KoDA, short for Kollektivtrafikens Datalabb is a dataset and API created by RISE and Vinnova in cooperation with Trafiklab. It aims to provide historic data about public transport, along with tools to learn how to use this data in combination with machine learning.

About KoDa

Kollektivtrafikens Datalabb (KoDa) aims to collect, store, and provide a historical open data record of the real time and static data that is provided by in the Trafiklab.se open data service. The GTFS static and GTFS realtime data from many Swedish public transportation authorities’ (PTAs) that currently delivered such are stored in a common database and becomes an open, annotated, dataset for both local and nationwide applications related to public transport.

The KoDa dataset is envisioned to be the base for application areas within the public transport sector, but it can also be used in other sectors where other actors can create value by analysing public transport data. A platform for interacting with the dataset has been developed to enable users to work with data analysis and AI development using the KoDa public transport dataset as the base.

Public transport is not only an independent business that has its challenges,it can also be seen as a sensor in traffic. The KoDa data can be used by external actors to get information on the current and historical traffic flows of a city and thereby be able to monitor effects of changes made to the traffic environment. Accessibility and mobility are a challenge area where more actors need more and better tools to support the transition to a more mobile & sustainable society. The KoDa data- and toolset can be a used for the development of applications in that field.

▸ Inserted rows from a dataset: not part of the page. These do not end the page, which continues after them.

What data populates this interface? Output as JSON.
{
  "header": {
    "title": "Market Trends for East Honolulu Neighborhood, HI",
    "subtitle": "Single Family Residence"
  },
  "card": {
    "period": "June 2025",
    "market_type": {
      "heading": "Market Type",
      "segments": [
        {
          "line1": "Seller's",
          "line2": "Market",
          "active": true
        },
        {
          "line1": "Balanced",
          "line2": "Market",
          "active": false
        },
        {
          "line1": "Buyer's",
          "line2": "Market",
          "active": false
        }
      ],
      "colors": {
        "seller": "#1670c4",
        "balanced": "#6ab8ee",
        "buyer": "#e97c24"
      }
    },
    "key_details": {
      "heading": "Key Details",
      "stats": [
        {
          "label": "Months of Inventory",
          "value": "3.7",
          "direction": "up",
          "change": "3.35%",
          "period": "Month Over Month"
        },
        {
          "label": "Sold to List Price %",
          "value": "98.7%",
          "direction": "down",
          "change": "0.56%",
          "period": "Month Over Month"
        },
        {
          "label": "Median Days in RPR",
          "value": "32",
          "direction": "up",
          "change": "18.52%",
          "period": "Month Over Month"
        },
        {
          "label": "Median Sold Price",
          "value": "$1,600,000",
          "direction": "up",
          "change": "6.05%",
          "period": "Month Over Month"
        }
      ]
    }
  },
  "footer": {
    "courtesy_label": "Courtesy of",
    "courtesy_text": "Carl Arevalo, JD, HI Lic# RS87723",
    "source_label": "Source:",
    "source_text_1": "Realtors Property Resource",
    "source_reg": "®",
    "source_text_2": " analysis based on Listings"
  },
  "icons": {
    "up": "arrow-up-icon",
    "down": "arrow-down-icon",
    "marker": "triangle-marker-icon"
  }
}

More information about KoDa can be found at the RiSE projekt page (in Swedish).

What does this dataset contains?

This dataset contains historic versions of our high quality and detailed GTFS data, both static and real-time, going back to February 5th, 2020.

Looking for older data?

GTFS Sverige 2 contains historical data dating back to 2012.

Some data was not available from the start for all operators, therefore there are some feeds that start at a later date:

  • SL VehiclePositions are available from December 1st, 2020.

Historical data

The KoDA API provides raw GTFS and GTFS-RT data downloads, which are organized per operator, feed, and date.

Jupyter hub and Cassandra database

The raw GTFS and GTFS-RT data has not only been stored in its raw original GTFS format but has also been imported into a Cassandra database.

To access the structured database a user has to get an account for the KoDa JupyterHub server. To request an account please contact ‘koda(at)ri.se’.

This API will later on be extended with more information and code examples on how to use the data in Jupyter notebooks.

Data format

The data is in the GTFS format, and makes use of the GTFS Extensions. Realtime data follows the GTFS-Realtime (GTFS-RT) standard, and is stored in the protobuf format.

How often is this dataset updated?

Data is being stored as soon as it becomes public, and is accessible from the next day.

Which operators are covered by this dataset?

All operators covered by the GTFS Regional dataset are covered by KoDA.

How often does the data format changes? Do breaking changes happen?

The data in this feed will change according to any changes in the GTFS static or GTFS realtime data.